A Continuous Glucose Monitor (CGM) is a medical device that automatically tracks glucose levels throughout the day and night. This technology uses a small sensor inserted under the skin to measure interstitial fluid glucose, providing real-time data and trend arrows to improve management. Determining who qualifies for this tool involves meeting specific medical criteria and navigating established coverage standards.
Core Medical Eligibility Criteria
Qualification for a personal CGM device is primarily determined by a medical need to manage blood sugar variations that could lead to immediate health risks. The most direct path to eligibility is a confirmed diagnosis of diabetes mellitus coupled with a treatment regimen that involves insulin. This applies to individuals with Type 1 diabetes and many with Type 2 diabetes. Recent policy changes have expanded coverage to any patient treated with insulin, regardless of the dose or frequency.
Major payers have largely eliminated the original restriction requiring multiple daily injections or continuous pump use. This expansion recognizes the clinical benefit of CGM for individuals using even basal (long-acting) insulin to achieve better glycemic control. The device provides necessary insight into how different insulin doses affect glucose levels throughout the day and night.
A second path to qualification exists for individuals who experience frequent or problematic low blood sugar, known as hypoglycemia. This criterion applies even if diabetes is managed without insulin. Problematic hypoglycemia is defined as a documented history of recurrent Level 2 events, where glucose is measured below 54 milligrams per deciliter (mg/dL).
Alternatively, qualification is met by documenting at least one Level 3 hypoglycemic event. A Level 3 event is severe enough to require assistance from another person for treatment.

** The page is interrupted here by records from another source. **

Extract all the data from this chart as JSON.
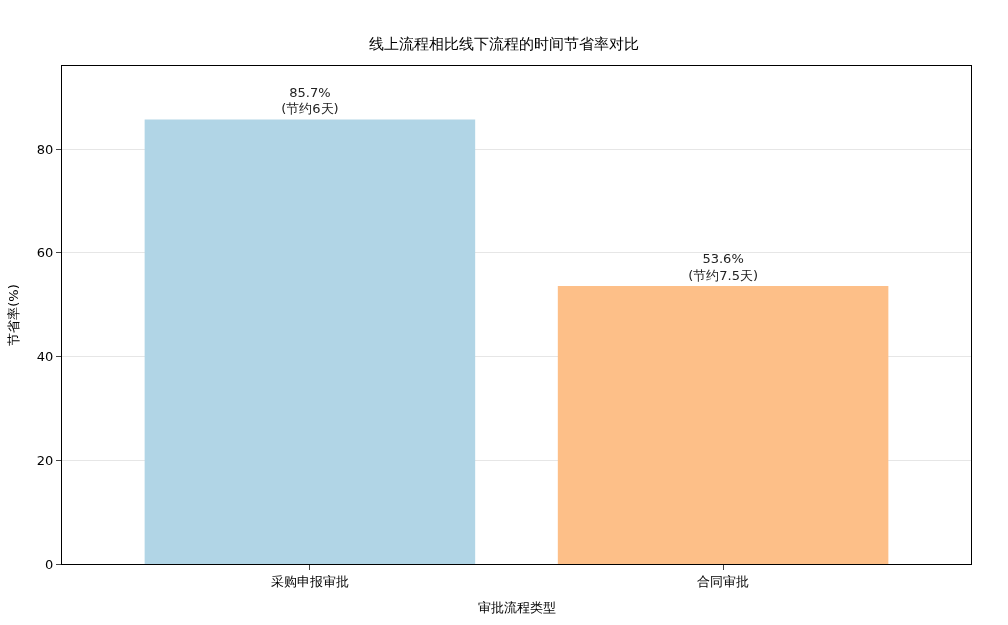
{
  "chart_data": {
    "type": "bar",
    "title": "线上流程相比线下流程的时间节省率对比",
    "xlabel": "审批流程类型",
    "ylabel": "节省率(%)",
    "categories": [
      "采购申报审批",
      "合同审批"
    ],
    "values": [
      85.7,
      53.6
    ],
    "colors": [
      "#b1d5e6",
      "#fdbf88"
    ],
    "value_labels": [
      "85.7%\n(节约6天)",
      "53.6%\n(节约7.5天)"
    ],
    "ylim": [
      0,
      96
    ],
    "yticks": [
      0,
      20,
      40,
      60,
      80
    ],
    "grid": "y"
  }
}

Regardless of the diagnosis, the treating practitioner must conclude that the patient meets the necessary medical criteria.

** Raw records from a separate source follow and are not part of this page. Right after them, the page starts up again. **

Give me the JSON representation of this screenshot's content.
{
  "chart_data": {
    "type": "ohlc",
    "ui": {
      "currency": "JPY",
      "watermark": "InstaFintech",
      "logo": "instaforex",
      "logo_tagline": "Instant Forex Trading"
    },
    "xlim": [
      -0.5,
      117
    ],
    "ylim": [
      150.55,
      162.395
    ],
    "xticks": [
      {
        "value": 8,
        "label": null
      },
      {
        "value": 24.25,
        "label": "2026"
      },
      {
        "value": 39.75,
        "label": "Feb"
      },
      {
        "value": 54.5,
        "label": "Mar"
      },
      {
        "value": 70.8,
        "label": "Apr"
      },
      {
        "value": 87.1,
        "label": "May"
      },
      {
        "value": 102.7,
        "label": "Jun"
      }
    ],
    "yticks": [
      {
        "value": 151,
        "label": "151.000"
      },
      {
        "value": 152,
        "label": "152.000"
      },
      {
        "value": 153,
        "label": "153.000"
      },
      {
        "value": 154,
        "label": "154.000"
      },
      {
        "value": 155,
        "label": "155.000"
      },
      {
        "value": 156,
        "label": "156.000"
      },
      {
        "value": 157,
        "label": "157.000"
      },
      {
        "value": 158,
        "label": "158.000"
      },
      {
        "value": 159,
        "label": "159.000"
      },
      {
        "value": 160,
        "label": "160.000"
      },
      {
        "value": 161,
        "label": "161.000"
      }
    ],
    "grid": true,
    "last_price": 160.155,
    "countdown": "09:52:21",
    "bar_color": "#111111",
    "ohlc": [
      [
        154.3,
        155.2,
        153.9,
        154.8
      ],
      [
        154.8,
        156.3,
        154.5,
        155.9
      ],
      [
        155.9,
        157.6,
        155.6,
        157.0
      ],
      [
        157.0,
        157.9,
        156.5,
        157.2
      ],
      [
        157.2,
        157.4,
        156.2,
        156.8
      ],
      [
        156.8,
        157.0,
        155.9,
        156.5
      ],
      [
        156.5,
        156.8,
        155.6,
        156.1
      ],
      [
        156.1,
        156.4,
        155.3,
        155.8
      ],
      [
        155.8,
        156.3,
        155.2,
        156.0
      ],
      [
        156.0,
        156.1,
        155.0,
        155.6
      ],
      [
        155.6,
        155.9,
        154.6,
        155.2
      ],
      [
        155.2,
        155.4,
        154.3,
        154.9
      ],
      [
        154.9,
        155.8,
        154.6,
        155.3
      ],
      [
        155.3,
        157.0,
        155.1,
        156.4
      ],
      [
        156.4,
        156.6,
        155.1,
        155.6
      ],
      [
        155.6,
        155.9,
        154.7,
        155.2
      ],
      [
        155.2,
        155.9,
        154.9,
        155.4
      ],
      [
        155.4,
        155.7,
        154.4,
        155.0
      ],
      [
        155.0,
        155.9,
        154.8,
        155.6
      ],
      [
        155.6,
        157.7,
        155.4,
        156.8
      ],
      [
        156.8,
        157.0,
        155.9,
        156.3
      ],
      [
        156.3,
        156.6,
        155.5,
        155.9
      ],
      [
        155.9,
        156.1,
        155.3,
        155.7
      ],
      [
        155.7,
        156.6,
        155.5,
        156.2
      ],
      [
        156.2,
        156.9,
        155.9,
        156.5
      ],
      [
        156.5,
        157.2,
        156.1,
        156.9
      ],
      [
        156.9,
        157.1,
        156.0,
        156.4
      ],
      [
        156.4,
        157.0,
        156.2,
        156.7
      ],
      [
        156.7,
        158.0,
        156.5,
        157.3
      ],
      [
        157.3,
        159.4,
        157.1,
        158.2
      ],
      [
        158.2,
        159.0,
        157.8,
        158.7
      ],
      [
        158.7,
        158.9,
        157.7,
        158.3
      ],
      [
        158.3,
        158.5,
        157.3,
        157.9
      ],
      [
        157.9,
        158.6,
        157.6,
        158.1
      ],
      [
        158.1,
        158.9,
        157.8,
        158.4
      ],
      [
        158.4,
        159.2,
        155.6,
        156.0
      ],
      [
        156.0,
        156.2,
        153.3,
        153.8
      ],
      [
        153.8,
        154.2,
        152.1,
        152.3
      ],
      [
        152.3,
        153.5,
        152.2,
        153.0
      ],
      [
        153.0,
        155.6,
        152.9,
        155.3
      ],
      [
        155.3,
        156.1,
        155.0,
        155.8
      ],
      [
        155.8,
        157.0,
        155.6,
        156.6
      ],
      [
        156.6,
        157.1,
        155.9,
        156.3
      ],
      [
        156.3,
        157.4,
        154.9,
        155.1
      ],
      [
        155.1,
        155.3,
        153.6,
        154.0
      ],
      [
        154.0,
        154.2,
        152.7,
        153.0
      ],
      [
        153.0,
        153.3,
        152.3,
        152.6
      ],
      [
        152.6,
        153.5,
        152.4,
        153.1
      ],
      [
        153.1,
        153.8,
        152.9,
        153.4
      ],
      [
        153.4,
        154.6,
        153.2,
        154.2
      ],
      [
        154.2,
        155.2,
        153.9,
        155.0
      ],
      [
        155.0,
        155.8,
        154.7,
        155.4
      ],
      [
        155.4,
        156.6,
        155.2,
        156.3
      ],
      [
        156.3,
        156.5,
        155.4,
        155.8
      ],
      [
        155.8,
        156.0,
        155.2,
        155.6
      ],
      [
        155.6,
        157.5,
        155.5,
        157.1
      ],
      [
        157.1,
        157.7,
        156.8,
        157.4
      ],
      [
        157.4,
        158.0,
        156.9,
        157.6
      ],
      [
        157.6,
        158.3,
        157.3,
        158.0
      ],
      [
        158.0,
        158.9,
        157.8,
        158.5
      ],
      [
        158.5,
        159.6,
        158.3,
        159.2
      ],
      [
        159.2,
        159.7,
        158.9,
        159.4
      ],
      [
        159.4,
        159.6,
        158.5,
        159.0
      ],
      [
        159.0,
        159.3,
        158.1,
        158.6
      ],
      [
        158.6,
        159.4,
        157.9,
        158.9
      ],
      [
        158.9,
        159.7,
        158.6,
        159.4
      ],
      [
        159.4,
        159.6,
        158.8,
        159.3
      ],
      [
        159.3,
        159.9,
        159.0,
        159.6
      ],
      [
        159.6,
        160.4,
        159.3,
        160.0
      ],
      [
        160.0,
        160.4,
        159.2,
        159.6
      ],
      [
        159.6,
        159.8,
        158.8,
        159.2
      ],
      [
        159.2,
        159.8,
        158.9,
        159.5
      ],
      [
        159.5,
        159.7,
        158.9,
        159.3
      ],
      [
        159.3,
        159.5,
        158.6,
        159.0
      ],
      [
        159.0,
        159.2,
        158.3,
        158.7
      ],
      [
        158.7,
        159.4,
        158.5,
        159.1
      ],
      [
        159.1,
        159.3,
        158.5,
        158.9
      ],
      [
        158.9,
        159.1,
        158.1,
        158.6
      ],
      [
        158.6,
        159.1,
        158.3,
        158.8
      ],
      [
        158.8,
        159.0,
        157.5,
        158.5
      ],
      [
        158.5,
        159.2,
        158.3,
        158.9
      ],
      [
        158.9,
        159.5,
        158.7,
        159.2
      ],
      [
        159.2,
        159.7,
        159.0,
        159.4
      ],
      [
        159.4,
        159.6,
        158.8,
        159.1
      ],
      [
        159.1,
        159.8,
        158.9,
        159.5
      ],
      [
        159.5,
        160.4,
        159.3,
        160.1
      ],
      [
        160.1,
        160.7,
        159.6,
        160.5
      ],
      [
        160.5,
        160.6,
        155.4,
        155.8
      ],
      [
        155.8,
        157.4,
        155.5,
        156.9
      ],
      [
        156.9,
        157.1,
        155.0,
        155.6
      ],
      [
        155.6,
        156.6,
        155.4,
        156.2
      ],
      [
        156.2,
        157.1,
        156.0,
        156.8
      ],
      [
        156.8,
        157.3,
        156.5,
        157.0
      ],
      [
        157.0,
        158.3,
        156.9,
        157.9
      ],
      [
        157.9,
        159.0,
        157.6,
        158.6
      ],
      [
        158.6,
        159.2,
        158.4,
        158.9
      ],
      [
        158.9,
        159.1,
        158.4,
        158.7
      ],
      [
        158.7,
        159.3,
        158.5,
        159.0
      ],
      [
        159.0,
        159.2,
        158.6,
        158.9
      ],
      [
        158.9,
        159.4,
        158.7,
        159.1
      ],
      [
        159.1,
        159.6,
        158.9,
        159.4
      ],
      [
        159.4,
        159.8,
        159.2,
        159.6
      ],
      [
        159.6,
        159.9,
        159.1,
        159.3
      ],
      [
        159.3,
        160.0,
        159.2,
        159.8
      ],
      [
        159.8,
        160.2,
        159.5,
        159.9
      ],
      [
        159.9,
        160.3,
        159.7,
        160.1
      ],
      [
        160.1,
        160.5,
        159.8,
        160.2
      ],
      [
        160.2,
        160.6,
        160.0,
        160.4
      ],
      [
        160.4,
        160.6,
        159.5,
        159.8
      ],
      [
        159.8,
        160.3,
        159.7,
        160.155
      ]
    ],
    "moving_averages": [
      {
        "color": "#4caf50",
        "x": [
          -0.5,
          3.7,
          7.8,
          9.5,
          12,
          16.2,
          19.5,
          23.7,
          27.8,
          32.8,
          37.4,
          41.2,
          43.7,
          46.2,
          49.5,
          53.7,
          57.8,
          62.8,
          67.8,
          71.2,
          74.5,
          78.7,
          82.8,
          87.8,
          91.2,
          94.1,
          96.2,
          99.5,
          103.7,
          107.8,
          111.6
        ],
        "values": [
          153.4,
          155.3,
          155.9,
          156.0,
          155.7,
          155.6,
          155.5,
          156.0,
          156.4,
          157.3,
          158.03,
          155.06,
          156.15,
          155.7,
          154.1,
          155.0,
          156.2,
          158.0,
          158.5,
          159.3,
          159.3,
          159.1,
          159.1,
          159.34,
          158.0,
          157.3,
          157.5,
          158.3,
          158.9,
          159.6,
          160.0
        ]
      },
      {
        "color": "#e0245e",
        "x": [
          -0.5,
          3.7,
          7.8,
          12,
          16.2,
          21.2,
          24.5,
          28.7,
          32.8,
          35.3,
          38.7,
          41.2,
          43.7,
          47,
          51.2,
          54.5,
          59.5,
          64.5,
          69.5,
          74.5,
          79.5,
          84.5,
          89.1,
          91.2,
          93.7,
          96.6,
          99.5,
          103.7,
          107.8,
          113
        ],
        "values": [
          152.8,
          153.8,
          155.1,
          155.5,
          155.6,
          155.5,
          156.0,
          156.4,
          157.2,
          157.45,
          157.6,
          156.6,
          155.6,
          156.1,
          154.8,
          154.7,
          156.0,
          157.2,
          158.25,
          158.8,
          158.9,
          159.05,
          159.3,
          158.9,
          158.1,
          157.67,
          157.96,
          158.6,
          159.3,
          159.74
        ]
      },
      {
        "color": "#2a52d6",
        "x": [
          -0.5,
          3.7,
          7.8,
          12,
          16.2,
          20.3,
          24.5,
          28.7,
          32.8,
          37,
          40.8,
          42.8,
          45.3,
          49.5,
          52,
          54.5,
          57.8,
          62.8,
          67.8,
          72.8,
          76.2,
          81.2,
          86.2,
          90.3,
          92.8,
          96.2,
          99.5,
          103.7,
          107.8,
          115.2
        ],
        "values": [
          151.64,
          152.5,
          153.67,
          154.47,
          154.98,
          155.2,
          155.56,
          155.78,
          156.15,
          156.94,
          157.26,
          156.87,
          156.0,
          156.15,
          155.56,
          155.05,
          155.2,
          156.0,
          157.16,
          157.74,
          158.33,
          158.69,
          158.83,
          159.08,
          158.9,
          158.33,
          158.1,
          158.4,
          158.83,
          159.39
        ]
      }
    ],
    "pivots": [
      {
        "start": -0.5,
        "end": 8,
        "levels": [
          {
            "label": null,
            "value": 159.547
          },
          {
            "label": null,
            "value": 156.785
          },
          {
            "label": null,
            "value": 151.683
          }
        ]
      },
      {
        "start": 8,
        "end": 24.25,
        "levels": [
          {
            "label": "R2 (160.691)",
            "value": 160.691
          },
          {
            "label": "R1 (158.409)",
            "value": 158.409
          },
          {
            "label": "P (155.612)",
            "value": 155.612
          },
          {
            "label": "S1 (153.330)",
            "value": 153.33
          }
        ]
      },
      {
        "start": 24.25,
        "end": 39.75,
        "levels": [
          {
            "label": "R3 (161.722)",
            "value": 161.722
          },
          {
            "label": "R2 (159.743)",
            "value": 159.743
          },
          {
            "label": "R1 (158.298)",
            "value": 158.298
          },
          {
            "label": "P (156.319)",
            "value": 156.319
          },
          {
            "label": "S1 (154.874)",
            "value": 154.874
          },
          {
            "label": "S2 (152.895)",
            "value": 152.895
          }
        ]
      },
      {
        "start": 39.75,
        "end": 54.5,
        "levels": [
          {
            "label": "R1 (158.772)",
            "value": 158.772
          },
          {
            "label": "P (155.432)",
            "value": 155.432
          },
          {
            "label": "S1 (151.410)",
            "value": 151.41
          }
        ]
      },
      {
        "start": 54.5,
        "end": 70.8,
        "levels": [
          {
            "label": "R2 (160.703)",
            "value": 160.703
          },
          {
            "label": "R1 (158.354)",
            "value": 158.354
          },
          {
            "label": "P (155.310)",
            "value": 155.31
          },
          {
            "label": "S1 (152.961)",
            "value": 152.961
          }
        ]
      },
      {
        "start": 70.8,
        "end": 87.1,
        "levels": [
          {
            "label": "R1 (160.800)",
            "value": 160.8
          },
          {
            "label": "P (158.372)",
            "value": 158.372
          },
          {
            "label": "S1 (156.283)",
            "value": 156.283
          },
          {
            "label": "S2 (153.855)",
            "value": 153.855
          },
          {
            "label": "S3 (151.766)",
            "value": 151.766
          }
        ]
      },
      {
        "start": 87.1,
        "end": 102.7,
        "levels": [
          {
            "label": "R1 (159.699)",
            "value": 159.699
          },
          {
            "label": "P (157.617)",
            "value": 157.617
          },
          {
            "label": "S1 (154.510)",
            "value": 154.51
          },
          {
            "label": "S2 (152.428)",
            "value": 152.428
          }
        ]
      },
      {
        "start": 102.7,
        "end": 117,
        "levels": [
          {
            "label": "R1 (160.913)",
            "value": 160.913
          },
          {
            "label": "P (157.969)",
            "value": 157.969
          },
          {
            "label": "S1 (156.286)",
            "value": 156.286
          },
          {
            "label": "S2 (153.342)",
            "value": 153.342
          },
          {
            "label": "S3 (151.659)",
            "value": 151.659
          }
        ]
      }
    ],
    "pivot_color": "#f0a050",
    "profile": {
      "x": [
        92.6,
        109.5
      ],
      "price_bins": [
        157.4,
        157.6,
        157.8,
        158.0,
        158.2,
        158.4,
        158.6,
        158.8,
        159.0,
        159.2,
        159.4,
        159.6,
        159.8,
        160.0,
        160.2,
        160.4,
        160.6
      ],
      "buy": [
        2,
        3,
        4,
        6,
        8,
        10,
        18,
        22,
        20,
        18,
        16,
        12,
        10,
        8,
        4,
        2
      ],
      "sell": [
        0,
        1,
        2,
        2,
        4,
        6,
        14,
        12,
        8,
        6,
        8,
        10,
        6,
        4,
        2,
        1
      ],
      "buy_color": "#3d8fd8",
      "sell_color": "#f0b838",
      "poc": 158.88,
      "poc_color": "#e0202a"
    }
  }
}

Specific Use and Management Requirements
Medical eligibility alone is often insufficient; patients must also demonstrate the ability and willingness to actively use the device. Continuous coverage requires proof that the patient remains committed to their overall diabetes treatment plan and shows evidence of consistent device usage.

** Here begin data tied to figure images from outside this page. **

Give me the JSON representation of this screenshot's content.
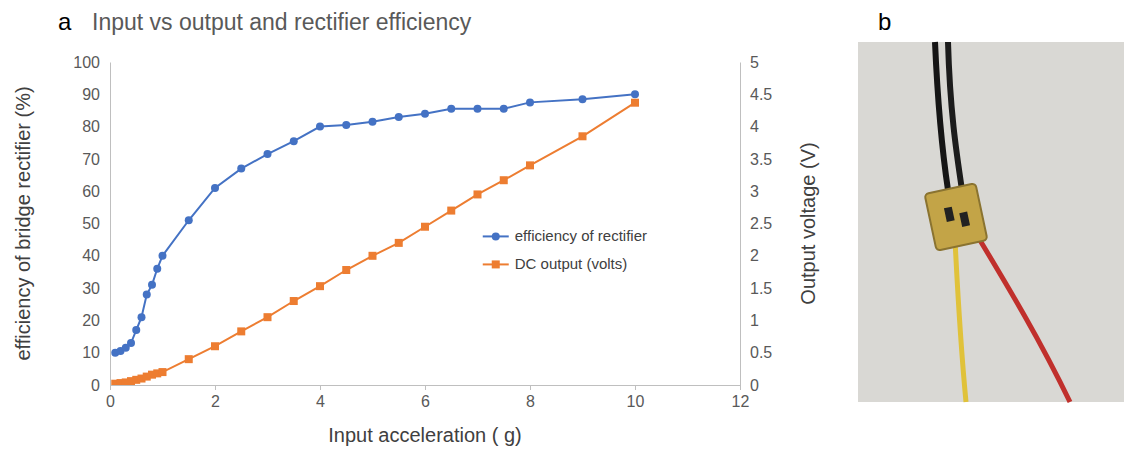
{
  "chart_data": {
    "type": "line",
    "panel_label": "a",
    "title": "Input vs output and rectifier efficiency",
    "x_label": "Input acceleration ( g)",
    "y_label": "efficiency of bridge rectifier (%)",
    "y2_label": "Output voltage (V)",
    "x": [
      0.1,
      0.2,
      0.3,
      0.4,
      0.5,
      0.6,
      0.7,
      0.8,
      0.9,
      1,
      1.5,
      2,
      2.5,
      3,
      3.5,
      4,
      4.5,
      5,
      5.5,
      6,
      6.5,
      7,
      7.5,
      8,
      9,
      10
    ],
    "series": [
      {
        "name": "efficiency of rectifier",
        "color": "#4472c4",
        "marker": "circle",
        "values": [
          10,
          10.5,
          11.5,
          13,
          17,
          21,
          28,
          31,
          36,
          40,
          51,
          61,
          67,
          71.5,
          75.5,
          80,
          80.5,
          81.5,
          83,
          84,
          85.5,
          85.5,
          85.5,
          87.5,
          88.5,
          90
        ]
      },
      {
        "name": "DC output (volts)",
        "color": "#ed7d31",
        "marker": "square",
        "axis": "y2",
        "values": [
          0.02,
          0.03,
          0.04,
          0.06,
          0.08,
          0.1,
          0.13,
          0.16,
          0.18,
          0.2,
          0.4,
          0.6,
          0.83,
          1.05,
          1.3,
          1.53,
          1.78,
          2.0,
          2.2,
          2.45,
          2.7,
          2.95,
          3.17,
          3.4,
          3.85,
          4.37
        ]
      }
    ],
    "xlim": [
      0,
      12
    ],
    "xticks": [
      0,
      2,
      4,
      6,
      8,
      10,
      12
    ],
    "ylim": [
      0,
      100
    ],
    "yticks": [
      0,
      10,
      20,
      30,
      40,
      50,
      60,
      70,
      80,
      90,
      100
    ],
    "y2lim": [
      0,
      5
    ],
    "y2ticks": [
      0,
      0.5,
      1,
      1.5,
      2,
      2.5,
      3,
      3.5,
      4,
      4.5,
      5
    ],
    "grid": false,
    "legend": "right"
  },
  "photo": {
    "panel_label": "b"
  }
}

Before the device is prescribed, the patient or their caregiver must receive sufficient training in its proper use. This training ensures they understand how to apply the sensor, interpret the data, and make appropriate adjustments to their insulin or other therapies. The prescription for the CGM system can often serve as the documentation that this initial training has taken place.
A structured relationship with the healthcare provider is mandated to ensure the data is used therapeutically. The treating practitioner must have an in-person or Medicare-approved telehealth visit with the patient within six months before ordering the CGM. This visit evaluates the patient’s diabetes control and confirms eligibility criteria are being met. The provider is responsible for documenting that the patient requires adjustment to their treatment regimen based on the glucose results.
For continued coverage after the initial prescription, the patient must have a follow-up visit with the provider at least every six months. During these bi-annual encounters, the provider must document the patient’s adherence to the CGM regimen and their overall diabetes treatment plan. A short-term trial using a professional CGM system can be used to assess readiness.
Navigating Insurance and Coverage Standards
Financial qualification often involves meeting strict standards imposed by payers, which may exceed the medical necessity established by a physician. Major public payers, such as Medicare, classify the CGM system as Durable Medical Equipment (DME) and provide coverage under Part B. These rules set a strong precedent that many private insurance companies follow.
Current Medicare coverage criteria require the patient to have a diabetes diagnosis and be treated with insulin, or have a history of problematic hypoglycemia. The device must be prescribed in accordance with its FDA-approved indications for use. Importantly, the physician must explicitly document in the patient’s medical chart that all these coverage requirements have been met.
While Medicare coverage has expanded, private insurance coverage varies significantly, especially for individuals with Type 2 diabetes not on intensive insulin therapy. Clinical guidelines increasingly support CGM use for individuals treated with non-intensive insulin or non-insulin medications. However, coverage for these less-intensive patient populations is often limited or non-existent.
Even when coverage is approved, the patient is responsible for specific out-of-pocket costs. Under Medicare Part B, the patient pays a deductible, followed by a 20% coinsurance for the CGM and related supplies. If the patient has a Medicare Advantage plan, coverage must be at least equivalent to Part B, though co-payments and deductibles may differ based on the plan. Qualification is not permanent; it is tied to required six-month check-ups where the provider must confirm the patient continues to meet the criteria for ongoing use.